What's the process for businesses to hire foreign workers in Malaysia?

Published on 22 Dec 2023, last updated on 2 Feb 2024

Important Information: The application for new foreign worker quotas has been frozen by the Ministry of Human Resources since March 2023. As of January 2024, the freeze is still ongoing until further notice. As such, the following guidelines in this article may be adapted or amended in the future

The process of hiring foreign workers for your business in Malaysia involves multiple government agencies (the Ministry of Home Affairs (MOHA), the Ministry of Human Resources (MOHR), the Immigration Department and Department of Labour). It may seem like a daunting endeavour, but it can be done as long as your business is eligible, you are equipped with the right information and ready to comply with the requirements for your specific sector and nature of business. Though the process and requirements may slightly vary depending on sectors, there are general guidelines and steps that apply to all businesses.

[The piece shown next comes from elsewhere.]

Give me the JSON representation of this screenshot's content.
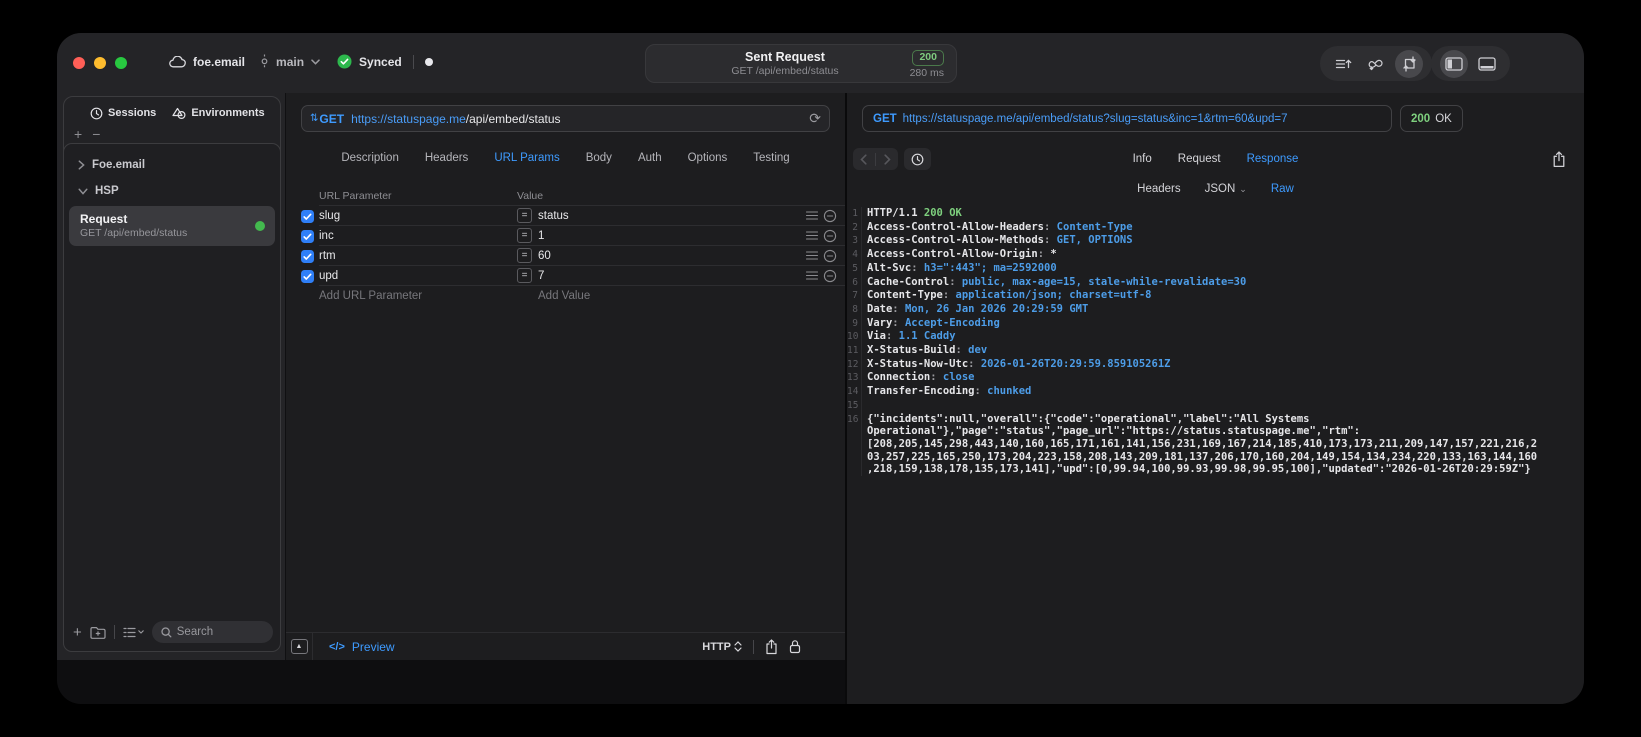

Find out whether your business is eligible

Not any business can hire foreign workers. MOHA has identified a list of approved sectors that are eligible to hire foreign workers. Beyond being an approved sector, your business must also meet certain requirements. For example, export-oriented manufacturing businesses must have a minimum capital of RM100,000, meet a minimum sales figure of RM 2Mn, and either have an export value of at least RM50 Mn OR have at least 50% of their yearly sales be exported products. These businesses must also meet an employment ratio criteria of 1 local Malaysian worker for every 3 prospective foreign workers they are looking to hire.

As the eligibility criteria may change every now and then, it is advisable for businesses to send a representative to MOHA to confirm the most updated requirements.

Businesses are required to inform their vacancies to the Department of Labour in advance to enable Malaysian job seekers registered with MyFutureJobs Malaysia to be given priority to fill in the vacancies. The job vacancies must be advertised for a minimum 30 days, after which businesses are required to submit an Employee Hiring report to SOCSO. For a detailed guideline on how to comprehensively fulfil this step, see here.


Apply for a quota of foreign workers from the Ministry of Home Affairs (MOHA) via FWCMS

Once you can prove the inability to hire suitable local Malaysian workers for your job vacancies, you may apply for a job quota to hire a specific number of migrant workers via FWCMS. All businesses will need to provide general company documents such as your business’s e-SSM profile, Form 9, Form 13, Form 24 and Form 49. Additional documents that you need to prepare and submit heavily depend on the sector that you’re hiring for. For example, if you are a manufacturing business, it is likely that you will need to present proof of a factory licence.


Identify the foreign workers you intend to hire directly or via the service of a licensed recruitment agency

As a company with a job quota, you may choose to hire migrant workers directly with source country agencies or engage a recruitment agency in Malaysia to assist you in the sourcing and recruitment process. If you intend to hire via an agency in Malaysia, perform your due diligence to ensure that they are licensed with the Malaysian Department of Labour.


Apply for your workers’ e-VDRs with the Immigration Department via FWCMS

You may apply for your foreign workers’ Visa Dengan Rujukan (VDR) or calling visas on FWCMS. You may look through FWCMS’s guidelines here for more detailed information on how to first register an Employer account, login to FWCMS and further instructions on how to apply for your workers’ calling visas.